The Federal Reserve warned that continued market volatility was threatening America’s economic recovery. Janet Yellen said before markets opened that the Fed continues to look closely at market volatility and would raise interest rates gradually, with the pace depending on market conditions. Equity futures rose on the news.
Yellen said the Fed’s interest rate path remained “data dependent,” adding that worsening financial sector conditions could result in broader stress throughout the market. "These developments if they prove persistent, could weigh on the outlook for economic activity and the labor market,” she said, adding that foreign risks were also a threat to America’s recovery.
With weak exports to China, lower commodity demand, financial market volatility, and uncertainty over China’s revamped currency policy weighing on foreign markets, Yellen was cautious about the future of American exports. "Should any of these downside risks materialize, foreign activity and demand for U.S. exports could weaken and financial markets could tighten further,” she said.
Cratering Rates, Inflation Expectations
With indications of weakening industrial output, aggregate demand, price growth, and home buying activity, the market has defied the Federal Reserve and pushed Treasury yields far below their 2015 levels.
The 10-year Treasury was yielding 1.85% after falling from over 3% at the beginning of 2015, with some analysts arguing that yields will fall even further. This is partly the reflection of weakening expectations about inflation, which has fallen from above the Fed’s 2% target and is in danger of falling into deflation.
Nonetheless, Yellen proved resistant to outcries from Wall Street that America’s economy remained weak. "Ongoing employment gains and faster wage growth should support the growth of real incomes and therefore consumer spending,” she said, adding, “global economic growth should pick up over time.”
Her bullish comments included a subtle dismissal of recessionary fears that have clouded equity markets. “[The Fed] expects that with gradual adjustments in the stance of monetary policy, economic activity will expand at a moderate pace in coming years and that labor market indicators will continue to strengthen,” she said on Wednesday.
While part of the falling inflation is the result of weak demand and stagnant wages, a significant cut in prices has been due to the fall in oil. WTI futures fell to $27.73 per barrel in trading Wednesday, while broad based declines in energy costs have pushed purchasing managers to see continued declines in costs.
The producer price index (PPI) fell in January, according to the ISM, with weak energy costs a significant contributor.
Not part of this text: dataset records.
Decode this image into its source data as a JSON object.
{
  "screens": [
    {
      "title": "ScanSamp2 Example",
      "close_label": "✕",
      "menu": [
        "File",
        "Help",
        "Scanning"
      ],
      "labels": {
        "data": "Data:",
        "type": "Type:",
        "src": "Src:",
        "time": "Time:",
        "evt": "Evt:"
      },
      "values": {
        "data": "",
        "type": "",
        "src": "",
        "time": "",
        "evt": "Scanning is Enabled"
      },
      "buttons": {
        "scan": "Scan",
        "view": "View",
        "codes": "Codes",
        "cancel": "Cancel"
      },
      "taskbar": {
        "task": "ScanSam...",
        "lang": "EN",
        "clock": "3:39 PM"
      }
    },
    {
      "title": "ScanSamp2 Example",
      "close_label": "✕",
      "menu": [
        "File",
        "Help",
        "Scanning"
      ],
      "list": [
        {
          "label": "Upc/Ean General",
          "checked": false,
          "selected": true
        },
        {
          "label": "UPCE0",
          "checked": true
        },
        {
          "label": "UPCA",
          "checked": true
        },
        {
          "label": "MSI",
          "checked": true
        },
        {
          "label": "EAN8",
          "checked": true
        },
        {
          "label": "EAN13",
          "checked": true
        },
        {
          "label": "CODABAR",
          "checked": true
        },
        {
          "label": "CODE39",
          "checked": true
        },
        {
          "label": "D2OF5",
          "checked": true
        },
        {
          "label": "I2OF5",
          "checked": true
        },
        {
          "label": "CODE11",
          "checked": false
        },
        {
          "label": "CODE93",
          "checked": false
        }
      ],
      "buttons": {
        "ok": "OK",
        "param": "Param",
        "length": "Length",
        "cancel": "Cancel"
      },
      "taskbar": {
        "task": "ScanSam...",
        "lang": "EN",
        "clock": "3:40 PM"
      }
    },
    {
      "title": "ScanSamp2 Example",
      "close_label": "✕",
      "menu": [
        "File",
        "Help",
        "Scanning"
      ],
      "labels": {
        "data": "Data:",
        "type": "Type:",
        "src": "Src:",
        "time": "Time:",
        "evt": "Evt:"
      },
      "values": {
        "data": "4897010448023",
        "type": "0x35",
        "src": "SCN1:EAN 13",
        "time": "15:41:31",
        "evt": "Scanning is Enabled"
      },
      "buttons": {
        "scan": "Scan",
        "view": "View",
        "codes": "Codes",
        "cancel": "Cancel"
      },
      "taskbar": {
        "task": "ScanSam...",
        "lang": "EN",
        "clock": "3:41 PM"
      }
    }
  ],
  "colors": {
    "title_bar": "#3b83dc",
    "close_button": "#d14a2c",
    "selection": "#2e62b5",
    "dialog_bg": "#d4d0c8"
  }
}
The CEO of British Petroleum, or BP, has warned investors that he remains “very bearish” on oil as he sees storage overcapacity. "In the second half, every tank and swimming pool in the world is going to fill and fundamentals are going to kick in,” said Robert Dudley at the IP Week conference. However, he noted a hint of bullishness by seeing a turn in inventory trends later in the year. "The market will start balancing in the second half of this year,” he added.
Dudley is more bullish about a tightening of supply than Igor Sechin, CEO of Rosneft OJSC, which is the largest Russian oil producer. Sechin predicted a shortfall of 700,000 barrels of oil a day by the end of 2017, but Dudley said BP expects to see inventories decline sooner.